It might be a good thing to try different sources of fuel to see which will give the best economy, since apparently higher cetane also produces less soot and will cause less depletion of the DEF.

PL


----------



## robster10 (Oct 8, 2012)

*better mileage.*



Flyingman said:


> Don't you wish! The more current produced the more torque translated onto the generator rotor which is in turn driven by the pulley and fan belt. It will definietly cost you some MPG to run more electrical equipment, but it would not be nearly as much as the A/C compressor.


At idle & in park turn on your rear defogger & heated seats, try this again *seperately* by turning on the AC. Watch as the rpms drops for the later. There's more current drawn for the first two than most other equipment in the car, but very insignificant change of torque draw.
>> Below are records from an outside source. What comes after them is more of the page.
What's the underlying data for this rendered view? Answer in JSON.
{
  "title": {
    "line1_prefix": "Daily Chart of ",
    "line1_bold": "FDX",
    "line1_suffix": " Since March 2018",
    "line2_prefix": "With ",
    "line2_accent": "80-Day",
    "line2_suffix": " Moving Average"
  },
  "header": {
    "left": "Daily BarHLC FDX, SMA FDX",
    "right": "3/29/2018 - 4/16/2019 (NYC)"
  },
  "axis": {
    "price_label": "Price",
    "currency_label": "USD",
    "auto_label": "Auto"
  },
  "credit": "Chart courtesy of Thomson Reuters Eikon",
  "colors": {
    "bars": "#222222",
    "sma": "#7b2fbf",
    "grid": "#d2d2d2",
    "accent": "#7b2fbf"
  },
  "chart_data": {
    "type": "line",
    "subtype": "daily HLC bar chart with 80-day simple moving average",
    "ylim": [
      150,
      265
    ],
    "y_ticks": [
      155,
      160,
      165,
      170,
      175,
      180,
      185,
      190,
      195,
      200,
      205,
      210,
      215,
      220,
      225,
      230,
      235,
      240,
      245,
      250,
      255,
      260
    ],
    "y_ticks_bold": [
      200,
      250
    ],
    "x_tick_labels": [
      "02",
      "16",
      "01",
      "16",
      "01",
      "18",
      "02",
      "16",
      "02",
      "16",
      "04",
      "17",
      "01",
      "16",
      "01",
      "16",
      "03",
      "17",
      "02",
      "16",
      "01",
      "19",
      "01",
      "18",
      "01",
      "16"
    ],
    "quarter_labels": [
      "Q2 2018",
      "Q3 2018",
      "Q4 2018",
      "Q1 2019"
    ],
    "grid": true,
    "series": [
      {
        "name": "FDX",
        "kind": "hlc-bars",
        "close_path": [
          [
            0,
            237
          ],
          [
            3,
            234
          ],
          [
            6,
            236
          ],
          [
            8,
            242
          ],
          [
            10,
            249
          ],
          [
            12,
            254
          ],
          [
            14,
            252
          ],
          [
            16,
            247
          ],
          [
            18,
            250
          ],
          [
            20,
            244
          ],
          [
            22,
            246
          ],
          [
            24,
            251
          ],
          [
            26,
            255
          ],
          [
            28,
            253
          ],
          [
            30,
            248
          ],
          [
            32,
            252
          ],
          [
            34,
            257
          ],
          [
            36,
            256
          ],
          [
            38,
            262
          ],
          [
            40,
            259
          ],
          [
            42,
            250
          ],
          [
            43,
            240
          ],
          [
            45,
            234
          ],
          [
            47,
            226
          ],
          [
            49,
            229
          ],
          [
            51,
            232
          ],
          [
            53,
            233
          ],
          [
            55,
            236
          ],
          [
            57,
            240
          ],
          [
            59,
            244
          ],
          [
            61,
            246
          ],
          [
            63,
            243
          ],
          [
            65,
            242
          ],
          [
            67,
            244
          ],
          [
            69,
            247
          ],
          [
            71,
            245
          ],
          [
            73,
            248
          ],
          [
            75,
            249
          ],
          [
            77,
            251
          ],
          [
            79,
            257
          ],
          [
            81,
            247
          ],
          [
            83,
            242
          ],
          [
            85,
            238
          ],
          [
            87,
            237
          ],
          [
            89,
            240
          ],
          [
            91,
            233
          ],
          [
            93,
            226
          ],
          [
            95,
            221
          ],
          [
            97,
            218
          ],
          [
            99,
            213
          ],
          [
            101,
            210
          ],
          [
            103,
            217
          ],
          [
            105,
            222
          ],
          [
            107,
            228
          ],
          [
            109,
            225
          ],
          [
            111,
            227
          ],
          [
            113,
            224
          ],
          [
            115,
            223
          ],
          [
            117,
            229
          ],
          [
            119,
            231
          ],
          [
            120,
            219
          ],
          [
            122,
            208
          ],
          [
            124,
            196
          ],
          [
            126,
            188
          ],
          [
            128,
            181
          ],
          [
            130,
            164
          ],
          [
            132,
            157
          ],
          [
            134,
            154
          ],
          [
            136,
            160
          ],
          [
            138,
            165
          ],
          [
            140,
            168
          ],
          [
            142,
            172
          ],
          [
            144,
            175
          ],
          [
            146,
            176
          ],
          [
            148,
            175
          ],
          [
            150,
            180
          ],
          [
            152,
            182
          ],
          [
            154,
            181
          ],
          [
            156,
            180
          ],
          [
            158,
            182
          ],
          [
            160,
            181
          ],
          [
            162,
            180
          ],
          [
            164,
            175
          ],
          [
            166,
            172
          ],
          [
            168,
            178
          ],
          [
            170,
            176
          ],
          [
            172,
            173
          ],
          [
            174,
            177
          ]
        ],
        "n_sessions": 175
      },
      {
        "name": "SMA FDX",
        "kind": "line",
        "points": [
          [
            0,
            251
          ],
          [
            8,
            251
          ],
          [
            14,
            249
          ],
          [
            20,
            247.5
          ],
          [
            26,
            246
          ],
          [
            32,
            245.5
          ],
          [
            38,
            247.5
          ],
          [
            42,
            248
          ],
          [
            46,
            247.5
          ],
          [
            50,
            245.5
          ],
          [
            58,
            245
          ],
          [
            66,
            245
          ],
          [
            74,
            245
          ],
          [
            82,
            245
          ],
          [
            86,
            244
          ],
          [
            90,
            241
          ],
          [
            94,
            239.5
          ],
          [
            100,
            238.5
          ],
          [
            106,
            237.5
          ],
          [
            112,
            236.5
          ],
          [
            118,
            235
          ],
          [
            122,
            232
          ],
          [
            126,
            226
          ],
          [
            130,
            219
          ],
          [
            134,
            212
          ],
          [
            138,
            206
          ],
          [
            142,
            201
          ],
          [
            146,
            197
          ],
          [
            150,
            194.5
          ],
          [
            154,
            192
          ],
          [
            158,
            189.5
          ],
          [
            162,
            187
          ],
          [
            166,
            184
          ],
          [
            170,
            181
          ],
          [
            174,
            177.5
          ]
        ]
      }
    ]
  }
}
That is why some makes also dropped pulley style water pumps for electric motor driven water pumps, no torque drawn away from crank pulley.


----------



## Snipe656 (Oct 22, 2009)

That does not disprove what the others are saying in that some added fuel consumption happens with added load to the electric system but nothing to the level of adde fuel consumption a belt driven compressor does. 

Switching to an electric water pump for added fuel economy makes sense. A belt driven always has a load and always runs. Electric only needs to run when needed and the added load to the alternator will also take less "engine power". 

I personally find it surprising this could be measured via mpg. I'd think it would be very minimal.


----------